Le gouvernement burundais et le dernier groupe rebelle encore actif sur le territoire devront conclure un accord de paix définitif d’ici à la fin de l’année, a annoncé Charles Nqakula, ministre sud-africain de la sûreté et facilitateur dans le processus de paix inter-burundais.
« Nous avons reçu pour instruction de l’Union Africaine d’achever notre mission d’ici à la fin de l’année », a affirmé le 29 août à IRIN M. Nqakula, après sa rencontre avec le président du Burundi, Pierre Nkurunziza.
Les Forces nationales de libérations (FNL), un mouvement dirigé par Agathon Rwasa, est le dernier groupe rebelle encore actif dans le pays, malgré la signature d’un accord de cessez-le-feu conclu avec le gouvernement en septembre 2006.
Le 17 juin, M. Nkurunziza avait rencontré M. Rwasa en Tanzanie. Le Président burundais avait accepté de réactiver cet accord de paix et de libérer les membres du FLN emprisonnés au Burundi.
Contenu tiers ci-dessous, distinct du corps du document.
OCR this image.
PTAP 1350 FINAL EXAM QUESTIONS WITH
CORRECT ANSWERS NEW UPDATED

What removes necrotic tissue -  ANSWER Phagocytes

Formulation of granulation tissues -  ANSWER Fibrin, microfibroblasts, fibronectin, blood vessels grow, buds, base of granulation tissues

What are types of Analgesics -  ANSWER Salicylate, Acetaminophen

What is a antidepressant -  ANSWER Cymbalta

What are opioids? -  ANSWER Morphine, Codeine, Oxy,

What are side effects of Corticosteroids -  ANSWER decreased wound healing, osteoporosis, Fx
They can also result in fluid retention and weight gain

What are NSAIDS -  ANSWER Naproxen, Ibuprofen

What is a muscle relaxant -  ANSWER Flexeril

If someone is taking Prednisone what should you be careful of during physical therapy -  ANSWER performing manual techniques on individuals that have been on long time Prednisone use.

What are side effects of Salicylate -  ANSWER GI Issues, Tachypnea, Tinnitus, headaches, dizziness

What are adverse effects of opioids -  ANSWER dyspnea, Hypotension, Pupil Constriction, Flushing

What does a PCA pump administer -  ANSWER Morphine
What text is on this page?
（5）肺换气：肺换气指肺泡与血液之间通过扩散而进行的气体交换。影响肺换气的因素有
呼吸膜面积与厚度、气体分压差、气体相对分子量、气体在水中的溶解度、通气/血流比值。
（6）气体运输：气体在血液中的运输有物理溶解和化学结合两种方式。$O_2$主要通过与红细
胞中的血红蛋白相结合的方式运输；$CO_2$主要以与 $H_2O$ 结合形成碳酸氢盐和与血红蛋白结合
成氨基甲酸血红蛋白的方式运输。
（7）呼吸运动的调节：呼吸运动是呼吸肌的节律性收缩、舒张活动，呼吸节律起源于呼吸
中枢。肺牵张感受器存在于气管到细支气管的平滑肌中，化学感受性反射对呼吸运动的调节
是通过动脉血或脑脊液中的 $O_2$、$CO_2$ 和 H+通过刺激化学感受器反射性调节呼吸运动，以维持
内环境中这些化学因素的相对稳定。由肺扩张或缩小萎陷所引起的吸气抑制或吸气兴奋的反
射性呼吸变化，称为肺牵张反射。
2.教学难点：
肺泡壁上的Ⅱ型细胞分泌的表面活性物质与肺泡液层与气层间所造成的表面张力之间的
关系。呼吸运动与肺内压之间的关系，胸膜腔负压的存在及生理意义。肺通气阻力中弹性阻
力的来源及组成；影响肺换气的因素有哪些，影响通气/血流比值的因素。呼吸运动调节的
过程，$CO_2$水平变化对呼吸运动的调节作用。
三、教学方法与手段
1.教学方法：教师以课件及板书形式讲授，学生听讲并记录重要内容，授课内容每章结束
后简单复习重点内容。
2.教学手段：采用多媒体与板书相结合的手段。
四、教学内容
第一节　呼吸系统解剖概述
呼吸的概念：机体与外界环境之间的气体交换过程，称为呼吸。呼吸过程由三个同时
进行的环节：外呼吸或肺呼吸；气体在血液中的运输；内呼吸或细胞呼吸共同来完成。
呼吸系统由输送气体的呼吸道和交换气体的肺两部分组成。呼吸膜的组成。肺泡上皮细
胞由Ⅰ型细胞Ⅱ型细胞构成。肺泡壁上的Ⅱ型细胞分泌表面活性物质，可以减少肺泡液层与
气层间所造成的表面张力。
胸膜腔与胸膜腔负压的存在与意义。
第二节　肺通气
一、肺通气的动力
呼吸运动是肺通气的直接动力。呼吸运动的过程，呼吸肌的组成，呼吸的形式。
Selon certains détracteurs, si cet accord porte effectivement sur des questions de sécurité, il n’apporte aucun éclaircissement sur la question du partage des pouvoirs alors que les FNL avaient indiqué vouloir participer aux prises de décisions du gouvernement.
A en croire M. Nqakula, le porte-parole des FNL, le pasteur Habimana, avait confirmé à l’Afrique du Sud la volonté de son mouvement « d’adhérer à nouveau au Mécanisme conjoint de vérification et de surveillance, chargé de veiller à l’application des modalités de l’accord de cessez-le-feu, mais qui n’a jamais été vraiment opérationnel ».
M. Nqakula n’a pas fixé de date pour la reprise des pourparlers ; cependant, un sommet des chefs régionaux se tiendra bientôt pour relancer le processus de paix.
Le groupe des FNL se s’est ensuite scindé en deux factions, dont l’une était favorable à la poursuite de la guerre, alors que l’autre était disposée à engager des pourparlers de paix avec le gouvernement.
Forte de plus d’une trentaine d’hommes, la faction favorable à la guerre s’est retirée dans la forêt de la commune de Buterere, au nord de Bujumbura. Les autorités locales s’étaient alors inquiétées de la présence de ces hommes armés qui pouvaient s’en prendre à la population lorsqu’ils sortaient leur cachette pour rechercher de la nourriture.
Concernant la question relative à la scission du mouvement des FLN, M. Nqakula a déclaré :
« Nous n’intervenons pas dans ces problèmes internes, mais nous avons reçu des instructions nous demandant d’accélérer les négociations avec toutes les parties qui souhaiteraient y prendre part ».
Des actes de banditisme et des massacres sont de plus en plus fréquents dans les différentes provinces du Burundi, notamment à Bujumbura Rural, Bubanza ou à Bururi, des régions où on note la présence de combattants FLN.
« Certains combattants des FLN pourraient aussi être impliqués dans des cambriolages, mais il arrive que des bandits armés se fassent passer pour des miliciens de ce mouvement alors qu’ils ne le sont pas réellement », a affirmé M. Nkurunziza, après sa rencontre avec M. Nqakula.
M. Nkurunziza n’a fait aucun commentaire sur les scissions au sein du mouvement FLN. Toutefois, il a affirmé que le gouvernement ne s’intéressait « qu’au mouvement disposé à œuvre pour l’accélération du processus de paix ». Le président Nkurunziza a également salué la volonté des leaders des FNL qui souhaitent revenir à la table des négociations.
Le gouvernement était prêt à faire avancer le processus de paix et à appliquer l’accord de cessez-le-feu, a dit le Président.
Ancien dirigeant rebelle, lui aussi, M. Nkurunziza, a remporté les élections de 2005 qui ont mis fin à 13 années d’une guerre civile qui a fait quelque 300 000 morts et des centaines de milliers de déplacés.